The previous summer under Ghisolfi saw goalkeeper Brice Samba, a new France international, and Salis Abdul Samed, now one of the league’s leading defensive midfielders, arrive for just €5m each. Centre-back Kevin Danso, arguably Ligue 1’s standout player last term, was poached from Augsburg for only €5.5m the summer before, along with Przemyslaw Frankowski, now Haise’s leading wing-back, who joined from Chicago Fire for just €2.3m. Badé and Clauss, most impressively, arrived on free transfers in 2020.

As a result, there remains a huge Fofana-shaped hole in Haise’s midfield. Gone with the Ivorian are Lens’ intensity, aggression, and drive. Once Ligue 1’s most assured and confident team, Lens now appear comparatively rudderless and meek. The weekend’s home defeat to promoted Metz underlines the decline.

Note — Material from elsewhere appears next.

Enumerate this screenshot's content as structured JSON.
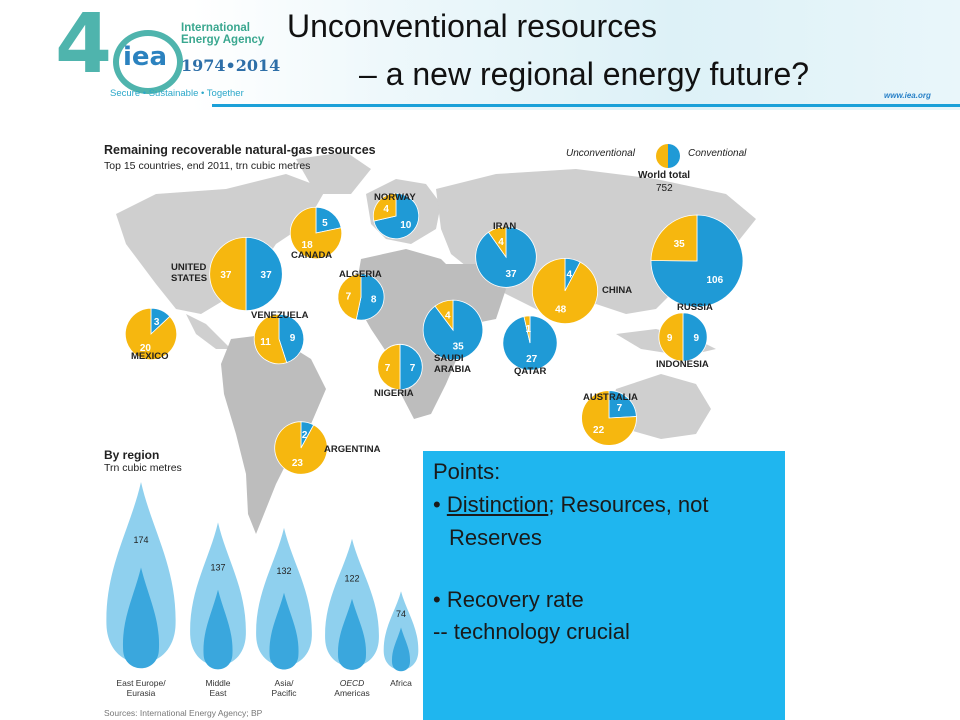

Before Haise could point to unsurprising losses away at PSG and Monaco, Adrian Thomasson’s sending off at Brest, and a battling draw with Rennes, but there was no excuse for a such a  lifeless home defeat to the league’s weakest team on paper – their fast start notwithstanding.

Now, Lens head to Seville for their first competitive European trip since 2007, bottom of Ligue 1 and without two-thirds of the trio that made this current incarnation of Les Sang et Or an example for the rest of the league to follow. Although the boisterous Stade Bollaert will remain a cauldron for the visits of Sevilla, Arsenal, and PSV, hopes of what seemed like a plausible run into the knockout rounds are quickly evaporating.

Most worryingly for Haise, with the window now closed, replacing Fofana externally isn’t possible, while options are increasingly limited internally. Diouf is, for now, out of his depth. Attacking midfielder Thomasson, who started in a deeper role against Metz, is out of position as a Fofana replacement. Workaholic Spierings could have been a useful option but struggled to settle and returned to Toulouse.

It all points to a complete redesign of the team to compensate for Fofana’s absence, but Haise, with six Champions League games separating what are now a host of crucial Ligue 1 games between now and Christmas as Lens tries to avoid a relegation battle, doesn’t have the time or the resources to do so effectively. Nevertheless, a solution will need to be found quickly. Lens’ season depends on it.